On Introductions and Writing Books About People

During my last year of graduate school (I was doing a PhD in History) I started reading The Dead Hand: The Untold Story of the Cold War Arms Race and Its Dangerous Legacy, by David Hoffman.

The Dead Hand, by David Hoffman, won the 2010 Pulitzer Prize for General Nonfiction.

The Dead Hand, by David Hoffman, won the 2010 Pulitzer Prize for General Nonfiction.

At the time, I was struggling with the Introduction to my dissertation: How to even start an Introduction? How do you write one without sounding dull or pretentious or repetitive? How can you be clear and concise, but also manage to demonstrate everything you’ve ever learned on a topic? How do you introduce a book so that your readers keep reading?

I took a break from writing one day. I was working from home and sat down in my living room—in my favorite chair by the window—with a cup of coffee. My mom had recommended Hoffman’s book to me and I had been meaning to read it for a while. As I sat there, completely uninspired, I decided to start the book. At the very least, I hoped, reading a Pulitzer Prize winning history would help me find inspiration for my own history.

So I reached for the book. In the end, I got only as far as the first sentence of the Introduction. That was all I needed to be struck with inspiration. I read it again and again:

“This book is the story of people [Hoffman wrote]—presidents, scientists, engineers, diplomats, soldiers, spies, scholars, politicians and others—who sought to brake the speeding locomotive of the arms race.”

Struggling with my own Introduction that day—trying to figure out how to tell my readers what my own dissertation was about—I was struck by how Hoffman had said it so simply: “This is the story of people.” A particular subgroup of people, to be sure, people who had done certain things in a certain time, but the simplicity of it was what appealed to me. It is a book about people.

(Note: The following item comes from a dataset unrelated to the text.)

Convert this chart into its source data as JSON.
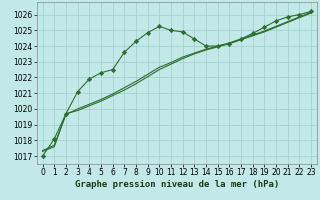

I put the book down and considered my own project. It, too, was a story about people. I decided to give Hoffman’s sentence a try for myself. My story about people was not about presidents, engineers, diplomats, soldiers, spies, or politicians, but it was about scientists and researchers. It was also about lawyers, executives, patients, and victims.

I thought about every person I mentioned in my project, and their role in the story I was trying to tell. I had barely scratched the surface, I realized. It wasn’t a story about people—scientists, researchers, lawyers, patients, victims, or any others. It was a story that had people, but I had not made it about people.

I didn’t have time to rewrite the dissertation, but I did try to draw out my characters as much as possible before I had to submit to my committee. It was a sentence I would not forget though, and when I started the long process of re-imagining my dissertation as a book, the first thing I knew was that it would be a book about people.